/megagta

HMM-guided metagenomic gene-targeted assembler using iterative de Bruijn graphs

Primary LanguageC++

MegaGTA

Getting Started

git clone https://github.com/HKU-BAL/megagta.git
cd megagta
git submodule update --init --recursive
./make.sh

# assemble with default parameters
bin/megagta.py -r reads.fq -g gene_list.txt -o output_dir

# post-processing with clustering similarity threshold 0.99 (i.e. 1-0.01)
bin/post_proc.sh -g gene_resources_dir -d output_dir/contigs -m 16G -c 0.01

Required Tools

Simple Settings

  • In bin/post_proc.sh users are supposed to modidy the paths for HMMER & UCHIME to their own ones.

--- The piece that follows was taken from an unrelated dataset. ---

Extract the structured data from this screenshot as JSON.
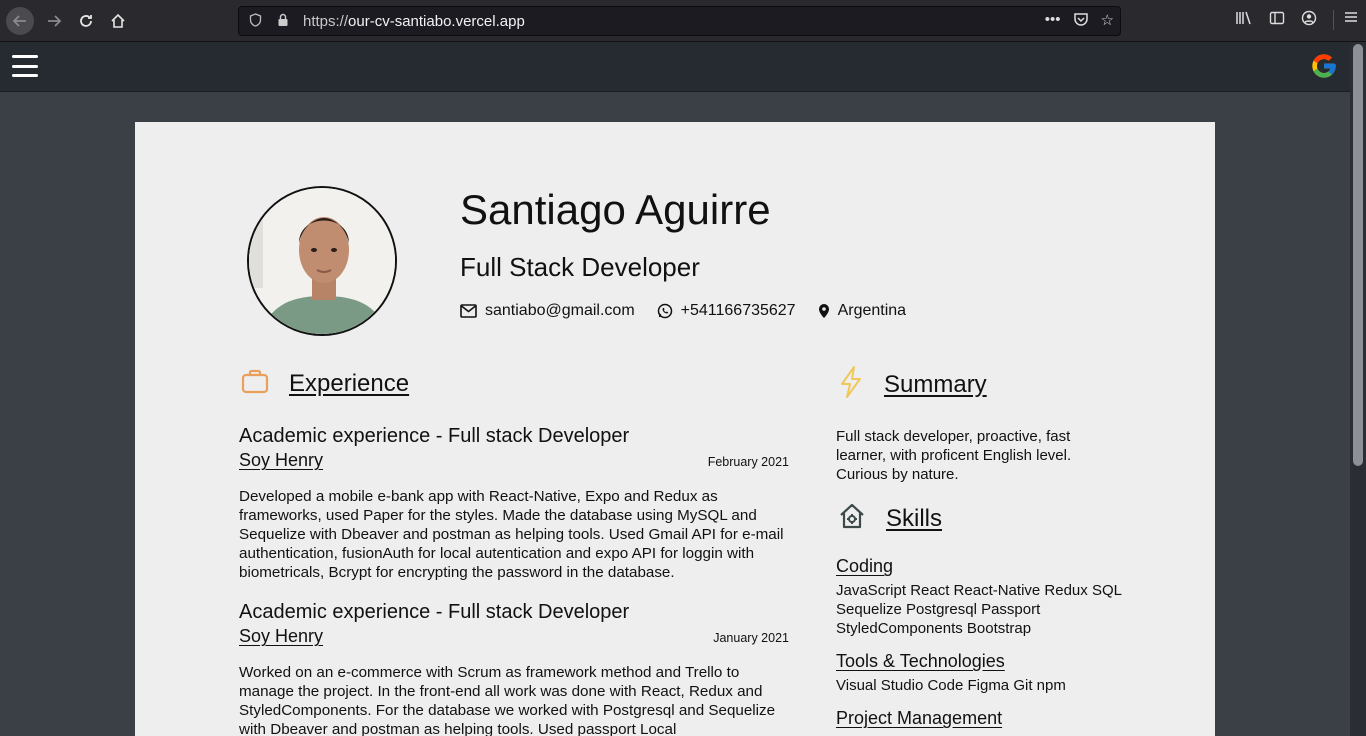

  • gene_list.txt is a config file. Each line of the file specifying interested genes and some of their information required by the assembly, including forward/reverse HMM, and the reference multiple sequence alignment of that gene family. Following is an example.

rplB share/RDPTools/Xander_assembler/gene_resource/rplB/for_enone.hmm share/RDPTools/Xander_assembler/gene_resource/rplB/rev_enone.hmm share/RDPTools/Xander_assembler/gene_resource/rplB/ref_aligned.faa
nirK share/RDPTools/Xander_assembler/gene_resource/nirK/for_enone.hmm share/RDPTools/Xander_assembler/gene_resource/nirK/rev_enone.hmm share/RDPTools/Xander_assembler/gene_resource/nirK/ref_aligned.faa
  • gene_resources_dir is an input folder for post-processing which follows the format Xander assembler used. It can be found through:
megagta/share/RDPTools/Xander_assembler/gene_resource
  • If genes not included are in interest, please follow the README file of Xander to prepare the resource.